Review by Win Wiacek
The Last Temptation was Alice Cooper’s twentieth studio album and in 1994 Marvel, in conjunction with Epic records, serialised this story to celebrate the release. The veteran recording artist worked closely with up-and-coming author Neil Gaiman to craft a narrative that would appeal to music mavens, fantasy fans and lovers of mystery.
In 2005 Dark Horse collected the quirkily baroque supernatural vignette into a beguilingly macabre monochrome monograph that still visually enchants and emotionally entangles – and the turbulent tome is still readily available through internet retailers. Alternatively the colour was restored for Dynamite’s twentieth anniversary edition.
The story is a simple fable of sinister seduction and crucial choices at a crossroads that weds Michael Zulli’s sublime line-drawing, powerful penmanship and tonal terror to graphic excess.
Following author Neil Gaiman’s introduction, lyrically explaining the genesis of the project, ‘Act One: Bad Place Alone’ opens in the joyously anticipatory days before Halloween as Steven and his classmates trade gross-out urban-legend horror stories whilst walking home from school through their painfully plebeian little town. Passing an alley they spot a nigh-hidden old edifice with a hokey billboard that boasts “Theatre of the Real!! The Grandest Guignol!”
…And suddenly a decidedly creepy and sinister top-hatted Showman is there huckstering the delights within and daring the quartet to enter. Only Steven, acutely aware of his perceived failings, actually accepts the sardonic dare.
The tall dark strange-ling magnanimously assures the lad that everything is free, but can Steven really be that naïve? At least enticingly dowdy ticket-collector Mercy seems to see something in the boy. Seating himself in a dank and desolate auditorium redolent of smoke and old flames, the boy takes in a unique show of oddly unhappy morality plays and almost loses himself in uncounted hours of dark entertainment. Finally after enduring and enjoying a sordid stream of blandishments he leaves, reeling from an offer to join the eccentric and uncanny travelling show.
‘Act Two: Unholy War’ sees young Steven racing for home as his traditional, pedestrian reality reasserts itself.
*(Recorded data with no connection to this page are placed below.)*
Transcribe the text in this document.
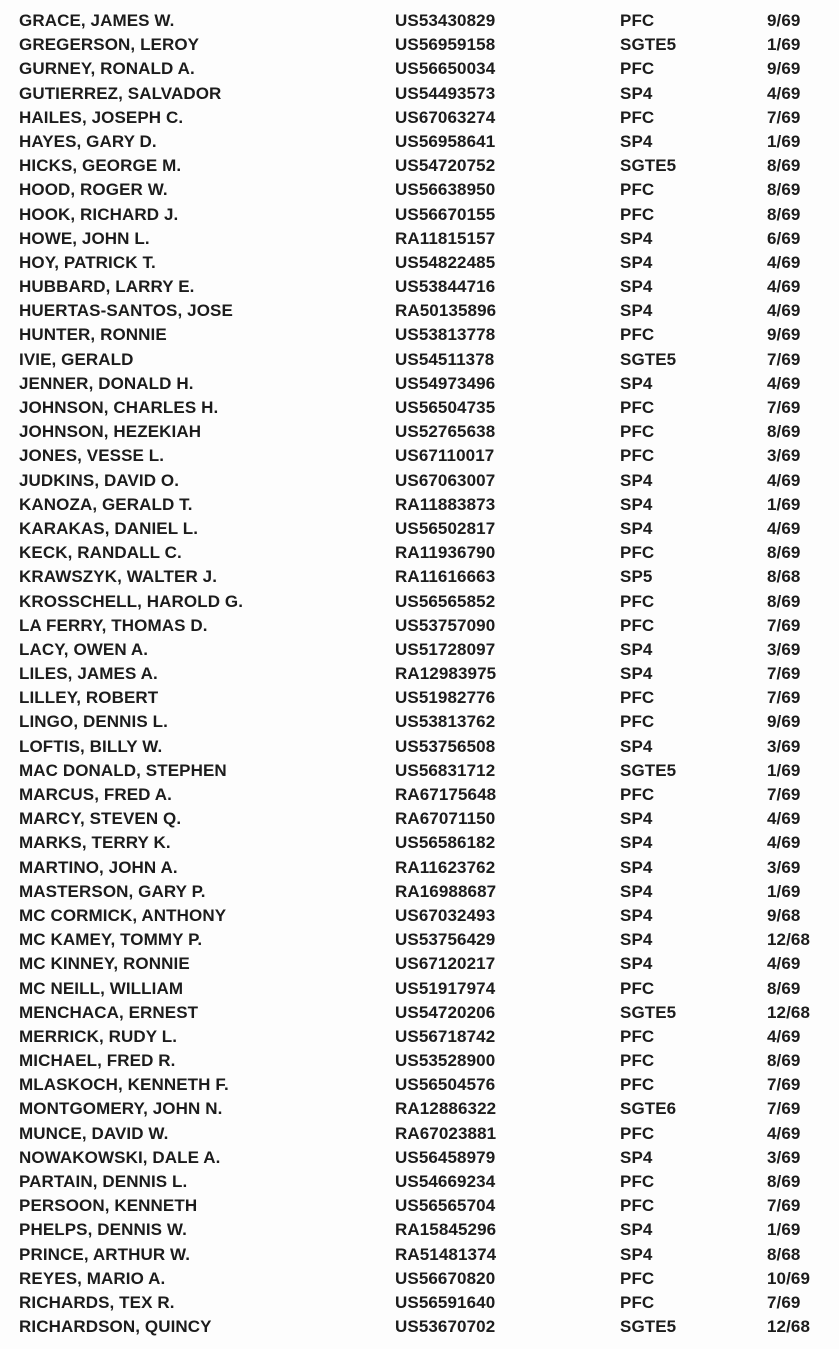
GRACE, JAMES W.	US53430829	PFC	9/69
GREGERSON, LEROY	US56959158	SGTE5	1/69
GURNEY, RONALD A.	US56650034	PFC	9/69
GUTIERREZ, SALVADOR	US54493573	SP4	4/69
HAILES, JOSEPH C.	US67063274	PFC	7/69
HAYES, GARY D.	US56958641	SP4	1/69
HICKS, GEORGE M.	US54720752	SGTE5	8/69
HOOD, ROGER W.	US56638950	PFC	8/69
HOOK, RICHARD J.	US56670155	PFC	8/69
HOWE, JOHN L.	RA11815157	SP4	6/69
HOY, PATRICK T.	US54822485	SP4	4/69
HUBBARD, LARRY E.	US53844716	SP4	4/69
HUERTAS-SANTOS, JOSE	RA50135896	SP4	4/69
HUNTER, RONNIE	US53813778	PFC	9/69
IVIE, GERALD	US54511378	SGTE5	7/69
JENNER, DONALD H.	US54973496	SP4	4/69
JOHNSON, CHARLES H.	US56504735	PFC	7/69
JOHNSON, HEZEKIAH	US52765638	PFC	8/69
JONES, VESSE L.	US67110017	PFC	3/69
JUDKINS, DAVID O.	US67063007	SP4	4/69
KANOZA, GERALD T.	RA11883873	SP4	1/69
KARAKAS, DANIEL L.	US56502817	SP4	4/69
KECK, RANDALL C.	RA11936790	PFC	8/69
KRAWSZYK, WALTER J.	RA11616663	SP5	8/68
KROSSCHELL, HAROLD G.	US56565852	PFC	8/69
LA FERRY, THOMAS D.	US53757090	PFC	7/69
LACY, OWEN A.	US51728097	SP4	3/69
LILES, JAMES A.	RA12983975	SP4	7/69
LILLEY, ROBERT	US51982776	PFC	7/69
LINGO, DENNIS L.	US53813762	PFC	9/69
LOFTIS, BILLY W.	US53756508	SP4	3/69
MAC DONALD, STEPHEN	US56831712	SGTE5	1/69
MARCUS, FRED A.	RA67175648	PFC	7/69
MARCY, STEVEN Q.	RA67071150	SP4	4/69
MARKS, TERRY K.	US56586182	SP4	4/69
MARTINO, JOHN A.	RA11623762	SP4	3/69
MASTERSON, GARY P.	RA16988687	SP4	1/69
MC CORMICK, ANTHONY	US67032493	SP4	9/68
MC KAMEY, TOMMY P.	US53756429	SP4	12/68
MC KINNEY, RONNIE	US67120217	SP4	4/69
MC NEILL, WILLIAM	US51917974	PFC	8/69
MENCHACA, ERNEST	US54720206	SGTE5	12/68
MERRICK, RUDY L.	US56718742	PFC	4/69
MICHAEL, FRED R.	US53528900	PFC	8/69
MLASKOCH, KENNETH F.	US56504576	PFC	7/69
MONTGOMERY, JOHN N.	RA12886322	SGTE6	7/69
MUNCE, DAVID W.	RA67023881	PFC	4/69
NOWAKOWSKI, DALE A.	US56458979	SP4	3/69
PARTAIN, DENNIS L.	US54669234	PFC	8/69
PERSOON, KENNETH	US56565704	PFC	7/69
PHELPS, DENNIS W.	RA15845296	SP4	1/69
PRINCE, ARTHUR W.	RA51481374	SP4	8/68
REYES, MARIO A.	US56670820	PFC	10/69
RICHARDS, TEX R.	US56591640	PFC	7/69
RICHARDSON, QUINCY	US53670702	SGTE5	12/68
Over dinner the parents ramble on until Steven turns the conversation towards theatres. He then learns there might have been one in town years ago, but there was some scandal about a fire and the owner stealing children. As the weary boy heads for bed he feels the power of the Showman still affecting him. In his dreams the eerie tout is there, asking impossible questions and posing terrible, irresistible challenges.
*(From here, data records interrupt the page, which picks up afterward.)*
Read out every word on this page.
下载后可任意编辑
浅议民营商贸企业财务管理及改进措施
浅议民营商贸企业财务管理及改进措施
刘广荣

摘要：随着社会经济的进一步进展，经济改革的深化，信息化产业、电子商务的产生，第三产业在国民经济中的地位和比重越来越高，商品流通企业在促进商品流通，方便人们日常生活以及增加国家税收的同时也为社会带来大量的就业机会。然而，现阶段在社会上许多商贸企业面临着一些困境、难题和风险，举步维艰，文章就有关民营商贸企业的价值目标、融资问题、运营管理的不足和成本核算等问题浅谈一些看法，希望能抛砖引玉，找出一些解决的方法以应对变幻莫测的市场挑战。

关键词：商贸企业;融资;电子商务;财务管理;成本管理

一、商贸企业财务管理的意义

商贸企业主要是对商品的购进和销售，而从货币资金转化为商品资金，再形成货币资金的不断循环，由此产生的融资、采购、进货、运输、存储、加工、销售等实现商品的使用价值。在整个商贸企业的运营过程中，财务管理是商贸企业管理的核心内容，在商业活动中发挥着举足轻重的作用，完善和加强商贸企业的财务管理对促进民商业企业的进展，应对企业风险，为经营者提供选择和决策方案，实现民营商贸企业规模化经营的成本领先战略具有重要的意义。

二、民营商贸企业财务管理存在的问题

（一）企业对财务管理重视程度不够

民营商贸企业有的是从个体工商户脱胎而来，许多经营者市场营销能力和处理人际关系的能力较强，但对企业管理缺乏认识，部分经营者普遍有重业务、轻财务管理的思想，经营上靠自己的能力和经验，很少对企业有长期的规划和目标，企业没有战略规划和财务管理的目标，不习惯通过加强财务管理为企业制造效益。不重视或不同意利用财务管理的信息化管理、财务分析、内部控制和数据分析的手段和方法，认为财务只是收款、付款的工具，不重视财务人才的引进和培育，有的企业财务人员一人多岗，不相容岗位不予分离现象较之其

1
He has no choice but to make a choice in ‘Act Three: Cleansed by Fire’, and he must live or die by it.
Moody, mercurial and mesmerising, this captivatingly suspenseful comic chiller echoes and recalls the Dark Carnival yarns of Ray Bradbury, and this meander through the byways of the October Country will certainly delight anybody with a taste for the night and love of narrative arts.